Vagaba
por la calle como cualquier jubilado pero con la humilde expectativa de vivir
muchos años más. Mi atención como siempre iba encaminada a esas personas que
son capaces de soportar a otras personas, es decir, a casi todo el mundo en sus
cabales. Esta vez mis ojos se detuvieron en una pareja (para variar). Pero la
pareja en cuestión no era una pareja joven ni agradable a la vista,
posiblemente nunca saldrían en ninguna película, ni en televisión y menos mal.
Él
un hombre de unos cincuenta años, estatura media y visibles problemas de
sobrepeso abrazaba a su susodicha y la besaba con pasión exacerbada. Ella una
mujer de edad y estatura similar a su amante y de proporciones también
abundantes, continuaba el beso de su querido hombretón.
La
pareja se fundía en un repugnante beso y puedo prometer que nada tenía que ver
con su apariencia física. Más que besos podría decirse que se succionaban la
boca mutuamente, parecía que iban a absorberse de un momento a otro. Se relamían y juntaban sus babeantes bocas una y otra vez, como dos quinceañeros
descubriendo una parte oscura del noviazgo.
He
de admitir que la escena me revolvió el estómago y me dejó con un
sarcasmo que me hacía ver mi ridícula tarde de una forma mucho menos patética. Aún
así volví a mirarles mientras cruzaba la calle. Mi cuello casi se iba a girar
por completo y mis ojos parecería que fuesen salirse de sus órbitas, pero mis
Ray-Ban estaban para salvarme de la embarazosa situación y disimular.
Allí
seguía la curiosa pareja, devorándose, regodeándose en saliva ya adulta.

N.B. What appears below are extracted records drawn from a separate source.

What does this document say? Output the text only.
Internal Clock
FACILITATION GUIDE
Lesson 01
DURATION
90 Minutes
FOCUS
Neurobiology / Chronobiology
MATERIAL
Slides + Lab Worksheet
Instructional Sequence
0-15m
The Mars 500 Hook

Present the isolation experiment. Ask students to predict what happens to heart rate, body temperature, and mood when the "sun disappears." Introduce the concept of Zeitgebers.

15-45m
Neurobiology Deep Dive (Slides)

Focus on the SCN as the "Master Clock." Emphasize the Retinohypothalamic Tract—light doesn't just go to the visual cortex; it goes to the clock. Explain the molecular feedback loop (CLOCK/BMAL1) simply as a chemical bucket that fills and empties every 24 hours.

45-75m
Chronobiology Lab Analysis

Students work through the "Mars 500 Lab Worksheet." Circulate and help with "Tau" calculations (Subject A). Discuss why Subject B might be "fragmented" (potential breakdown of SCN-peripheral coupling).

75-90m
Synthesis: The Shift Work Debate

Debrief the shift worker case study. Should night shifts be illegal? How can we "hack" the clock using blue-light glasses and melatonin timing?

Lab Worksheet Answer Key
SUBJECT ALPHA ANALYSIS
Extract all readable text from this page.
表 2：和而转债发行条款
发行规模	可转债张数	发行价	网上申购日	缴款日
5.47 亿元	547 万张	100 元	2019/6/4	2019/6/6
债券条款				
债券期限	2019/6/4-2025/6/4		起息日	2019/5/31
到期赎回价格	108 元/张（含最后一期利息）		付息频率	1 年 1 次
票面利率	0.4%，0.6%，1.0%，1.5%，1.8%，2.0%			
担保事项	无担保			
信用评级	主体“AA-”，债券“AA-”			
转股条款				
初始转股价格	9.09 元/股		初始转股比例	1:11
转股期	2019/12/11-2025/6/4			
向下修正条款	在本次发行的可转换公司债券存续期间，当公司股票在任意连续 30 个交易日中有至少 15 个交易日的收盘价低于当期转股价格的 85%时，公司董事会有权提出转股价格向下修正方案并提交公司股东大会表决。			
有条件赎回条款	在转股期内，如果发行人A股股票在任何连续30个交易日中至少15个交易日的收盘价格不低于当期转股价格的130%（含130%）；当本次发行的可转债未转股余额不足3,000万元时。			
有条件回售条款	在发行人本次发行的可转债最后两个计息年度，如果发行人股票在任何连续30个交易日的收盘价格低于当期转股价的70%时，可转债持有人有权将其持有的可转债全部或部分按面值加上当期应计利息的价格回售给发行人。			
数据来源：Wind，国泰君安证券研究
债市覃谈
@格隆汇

Mientras se palpaban y agarraban con fuerza sus cuerpos sudorosos y grasientos,
sin dejar un respiro a los observadores de mala tinta como yo. Era un precio
que estaba dispuesto a pagar. No sé cual es la forma idónea de envejecer pero
desde donde yo les veía, puedo dar las gracias por no haber sido partícipe de
aquel festín.
Lo que sí puedo deciros es no que ví ningún atisbo de vergüenza o infelicidad
en la pareja. Al fin y al cabo, no eran jóvenes, no eran atractivos y no
besaban muy bien, pero por un momento (quizás demasiado largo) esos cabrones
fueron los reyes del mambo. Y creedme seguro que esa pareja se merece algo más
a que un perdedor como yo cuente su historia, tan digna y tan libre como las de
los demás. Que no cesen los besos guarros, ni la gente deje nunca de ser feliz, sea como sea.